Q&A with Cindy Keyak, MHA, MT(ASCP), SSGB
and Nadine Ali, BS, MT(ASCP)
MedicalLab Management: What is the driving force behind your laboratory’s microbiology practice?
Cindy Keyak & Nadine Ali: As has been common throughout the country in the last two decades, merging hospitals and health systems have enabled growth in laboratory diagnostics volumes (among other practice areas), which in turn have enabled many laboratories to adopt technologies that prior volumes could not easily justify. Our laboratory operations have followed a similar path; having formed in 1999, we began serving 6 hospitals with an overall goal of reducing costs for, and enabling access to, health care for our communities. After more than 20 years in operation, we now provide lab services to 34 hospitals. So, in addition to several other clinical services, we provide microbiology services to all our hospitals from a core, centralized laboratory.
We know that we must continue to find ways to offer broader and more advanced laboratory services moving forward, so benchmarking and technology acquisitions go hand in hand with our goals.
MLM: What testing services fall under the microbiology umbrella at your laboratory?
Keyak & Ali: In general, our microbiology labs perform all operations related to bacteriology, parasitology, mycobacteriology, and mycology processes. We also have begun to incorporate a molecular test menu, which is related to our microbiology workflow, but has its own special requirements.
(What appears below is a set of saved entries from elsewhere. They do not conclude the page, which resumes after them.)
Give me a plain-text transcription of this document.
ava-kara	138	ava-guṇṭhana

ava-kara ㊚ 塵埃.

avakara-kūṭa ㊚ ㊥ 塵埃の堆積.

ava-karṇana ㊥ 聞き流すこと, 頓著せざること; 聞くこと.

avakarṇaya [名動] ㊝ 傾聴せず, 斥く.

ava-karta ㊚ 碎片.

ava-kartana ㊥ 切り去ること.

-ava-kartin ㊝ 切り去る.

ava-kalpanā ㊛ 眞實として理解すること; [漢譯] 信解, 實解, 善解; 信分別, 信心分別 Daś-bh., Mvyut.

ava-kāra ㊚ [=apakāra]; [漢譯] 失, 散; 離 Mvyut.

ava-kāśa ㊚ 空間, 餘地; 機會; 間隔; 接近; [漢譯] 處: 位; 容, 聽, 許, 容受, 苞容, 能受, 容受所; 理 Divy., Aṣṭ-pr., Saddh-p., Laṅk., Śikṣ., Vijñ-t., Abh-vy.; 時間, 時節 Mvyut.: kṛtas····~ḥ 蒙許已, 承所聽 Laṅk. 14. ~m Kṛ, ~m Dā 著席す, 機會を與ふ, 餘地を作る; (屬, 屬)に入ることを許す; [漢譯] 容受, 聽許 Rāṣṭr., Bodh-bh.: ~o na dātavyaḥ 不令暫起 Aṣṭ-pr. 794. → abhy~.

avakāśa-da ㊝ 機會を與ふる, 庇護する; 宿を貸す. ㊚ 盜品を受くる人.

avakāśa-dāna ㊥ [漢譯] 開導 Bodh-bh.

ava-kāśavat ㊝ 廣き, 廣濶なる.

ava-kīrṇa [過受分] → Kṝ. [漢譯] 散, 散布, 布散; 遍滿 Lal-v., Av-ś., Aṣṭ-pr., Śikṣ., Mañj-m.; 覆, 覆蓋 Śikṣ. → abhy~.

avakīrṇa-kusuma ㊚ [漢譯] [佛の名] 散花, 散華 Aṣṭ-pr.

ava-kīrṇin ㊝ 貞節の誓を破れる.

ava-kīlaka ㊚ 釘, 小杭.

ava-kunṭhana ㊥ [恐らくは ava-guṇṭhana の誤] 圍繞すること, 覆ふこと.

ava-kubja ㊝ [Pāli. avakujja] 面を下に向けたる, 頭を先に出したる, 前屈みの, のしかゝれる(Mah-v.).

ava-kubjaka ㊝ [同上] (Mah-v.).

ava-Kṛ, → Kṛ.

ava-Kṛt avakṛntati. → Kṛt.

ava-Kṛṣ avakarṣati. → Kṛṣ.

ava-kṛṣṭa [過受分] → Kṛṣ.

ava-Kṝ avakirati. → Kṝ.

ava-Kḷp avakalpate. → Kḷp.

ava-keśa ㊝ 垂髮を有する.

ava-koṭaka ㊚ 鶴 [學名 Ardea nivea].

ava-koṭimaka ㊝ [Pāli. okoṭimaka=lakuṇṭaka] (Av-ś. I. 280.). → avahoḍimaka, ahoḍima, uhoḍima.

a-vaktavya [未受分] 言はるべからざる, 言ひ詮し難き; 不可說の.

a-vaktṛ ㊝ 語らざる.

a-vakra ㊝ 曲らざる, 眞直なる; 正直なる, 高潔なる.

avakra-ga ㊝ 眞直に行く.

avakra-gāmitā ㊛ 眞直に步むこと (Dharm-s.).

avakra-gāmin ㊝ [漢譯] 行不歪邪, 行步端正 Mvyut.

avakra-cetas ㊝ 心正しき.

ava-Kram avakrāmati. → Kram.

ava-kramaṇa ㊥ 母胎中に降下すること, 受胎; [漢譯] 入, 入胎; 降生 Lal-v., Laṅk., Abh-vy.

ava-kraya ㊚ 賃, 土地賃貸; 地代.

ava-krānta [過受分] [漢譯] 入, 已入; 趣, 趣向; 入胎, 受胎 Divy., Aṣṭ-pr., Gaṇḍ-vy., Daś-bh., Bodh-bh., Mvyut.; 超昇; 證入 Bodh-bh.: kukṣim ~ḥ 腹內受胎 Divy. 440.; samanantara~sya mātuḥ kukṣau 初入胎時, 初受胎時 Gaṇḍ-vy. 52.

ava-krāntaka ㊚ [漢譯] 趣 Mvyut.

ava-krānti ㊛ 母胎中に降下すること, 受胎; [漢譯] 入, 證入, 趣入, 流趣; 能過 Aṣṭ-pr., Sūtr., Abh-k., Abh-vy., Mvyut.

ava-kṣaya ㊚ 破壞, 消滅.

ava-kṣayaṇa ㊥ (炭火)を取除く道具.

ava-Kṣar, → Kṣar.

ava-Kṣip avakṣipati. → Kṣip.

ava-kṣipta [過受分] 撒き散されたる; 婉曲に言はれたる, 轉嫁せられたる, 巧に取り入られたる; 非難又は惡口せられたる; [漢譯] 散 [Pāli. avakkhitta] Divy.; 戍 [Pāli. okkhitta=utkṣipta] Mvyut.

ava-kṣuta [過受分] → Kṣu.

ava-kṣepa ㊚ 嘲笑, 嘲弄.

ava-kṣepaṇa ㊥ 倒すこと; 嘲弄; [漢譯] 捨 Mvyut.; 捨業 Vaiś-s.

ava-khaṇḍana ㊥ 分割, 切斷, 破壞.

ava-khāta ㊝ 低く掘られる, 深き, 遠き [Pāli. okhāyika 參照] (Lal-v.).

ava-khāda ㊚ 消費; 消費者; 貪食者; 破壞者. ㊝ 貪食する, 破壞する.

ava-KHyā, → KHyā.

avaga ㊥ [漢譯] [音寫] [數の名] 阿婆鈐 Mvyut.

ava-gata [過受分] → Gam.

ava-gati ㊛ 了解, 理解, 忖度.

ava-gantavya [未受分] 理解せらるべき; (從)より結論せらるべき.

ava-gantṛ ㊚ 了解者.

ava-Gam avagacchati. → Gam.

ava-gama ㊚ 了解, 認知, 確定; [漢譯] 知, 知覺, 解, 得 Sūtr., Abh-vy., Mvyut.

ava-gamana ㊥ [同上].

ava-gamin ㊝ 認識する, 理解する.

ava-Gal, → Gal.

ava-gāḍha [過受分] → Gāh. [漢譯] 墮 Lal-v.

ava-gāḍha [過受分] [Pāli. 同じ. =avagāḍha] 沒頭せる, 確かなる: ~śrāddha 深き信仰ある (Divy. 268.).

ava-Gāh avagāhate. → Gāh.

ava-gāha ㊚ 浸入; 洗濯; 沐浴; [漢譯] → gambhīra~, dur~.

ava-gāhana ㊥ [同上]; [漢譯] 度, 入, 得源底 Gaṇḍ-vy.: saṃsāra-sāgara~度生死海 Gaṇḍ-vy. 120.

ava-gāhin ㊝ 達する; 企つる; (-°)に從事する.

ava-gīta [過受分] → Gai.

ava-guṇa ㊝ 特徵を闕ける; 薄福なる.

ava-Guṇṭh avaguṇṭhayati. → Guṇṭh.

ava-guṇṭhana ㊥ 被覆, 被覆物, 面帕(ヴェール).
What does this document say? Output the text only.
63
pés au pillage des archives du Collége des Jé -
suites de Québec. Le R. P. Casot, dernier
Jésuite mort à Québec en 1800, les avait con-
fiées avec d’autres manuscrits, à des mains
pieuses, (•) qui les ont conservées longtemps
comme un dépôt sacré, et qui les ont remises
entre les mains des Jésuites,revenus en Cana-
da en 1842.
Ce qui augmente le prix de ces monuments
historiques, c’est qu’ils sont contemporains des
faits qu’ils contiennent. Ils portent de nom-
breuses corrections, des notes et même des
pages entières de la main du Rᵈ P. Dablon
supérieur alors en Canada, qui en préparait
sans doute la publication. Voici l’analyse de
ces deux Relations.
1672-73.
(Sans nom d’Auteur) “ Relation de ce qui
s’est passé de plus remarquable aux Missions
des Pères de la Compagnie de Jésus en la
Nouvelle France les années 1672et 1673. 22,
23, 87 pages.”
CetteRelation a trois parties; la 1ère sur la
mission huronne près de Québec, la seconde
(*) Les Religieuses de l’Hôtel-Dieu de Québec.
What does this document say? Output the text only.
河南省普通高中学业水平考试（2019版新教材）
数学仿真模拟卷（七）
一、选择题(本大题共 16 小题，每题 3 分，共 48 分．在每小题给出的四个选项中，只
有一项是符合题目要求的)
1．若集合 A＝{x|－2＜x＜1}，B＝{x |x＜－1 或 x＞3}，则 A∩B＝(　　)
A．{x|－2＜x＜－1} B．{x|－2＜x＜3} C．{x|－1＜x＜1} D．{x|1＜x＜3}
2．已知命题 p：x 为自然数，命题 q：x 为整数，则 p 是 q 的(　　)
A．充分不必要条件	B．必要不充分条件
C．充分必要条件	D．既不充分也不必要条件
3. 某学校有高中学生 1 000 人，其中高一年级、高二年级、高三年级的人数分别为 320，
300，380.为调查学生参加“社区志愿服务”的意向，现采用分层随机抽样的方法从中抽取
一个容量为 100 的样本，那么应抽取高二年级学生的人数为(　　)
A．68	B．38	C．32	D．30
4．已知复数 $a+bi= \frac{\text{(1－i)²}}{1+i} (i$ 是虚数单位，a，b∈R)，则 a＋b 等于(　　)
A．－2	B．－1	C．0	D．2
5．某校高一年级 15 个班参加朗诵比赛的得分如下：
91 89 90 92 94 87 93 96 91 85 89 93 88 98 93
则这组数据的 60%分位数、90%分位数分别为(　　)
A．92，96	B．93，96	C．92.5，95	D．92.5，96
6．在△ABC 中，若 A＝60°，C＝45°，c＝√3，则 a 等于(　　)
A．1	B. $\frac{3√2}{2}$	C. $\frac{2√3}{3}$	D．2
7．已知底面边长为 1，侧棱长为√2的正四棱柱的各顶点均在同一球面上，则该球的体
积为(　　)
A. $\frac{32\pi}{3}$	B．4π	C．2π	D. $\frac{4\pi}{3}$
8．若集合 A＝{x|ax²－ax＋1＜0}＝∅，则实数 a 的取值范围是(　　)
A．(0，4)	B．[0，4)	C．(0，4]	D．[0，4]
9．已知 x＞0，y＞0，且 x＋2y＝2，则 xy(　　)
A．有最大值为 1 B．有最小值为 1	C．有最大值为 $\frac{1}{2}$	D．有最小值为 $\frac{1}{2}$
A new molecular platform will allow for the detection of resistance markers in positive blood cultures. This will decrease the turnaround to properly administer appropriate antibiotics for treatment of sepsis.
MLM: What platforms and instruments can benefit these types of testing?
Keyak & Ali: Relatively recent advancements in automating several aspects of clinical microbiology workflow have certainly benefitted micro labs of all types and sizes. There are now multiple instruments that can work in concert to quickly and efficiently process microbiology workloads. In our microbiology labs, we utilize the following platform types, among others:
MLM: Can you briefly run through a typical microbiology workflow?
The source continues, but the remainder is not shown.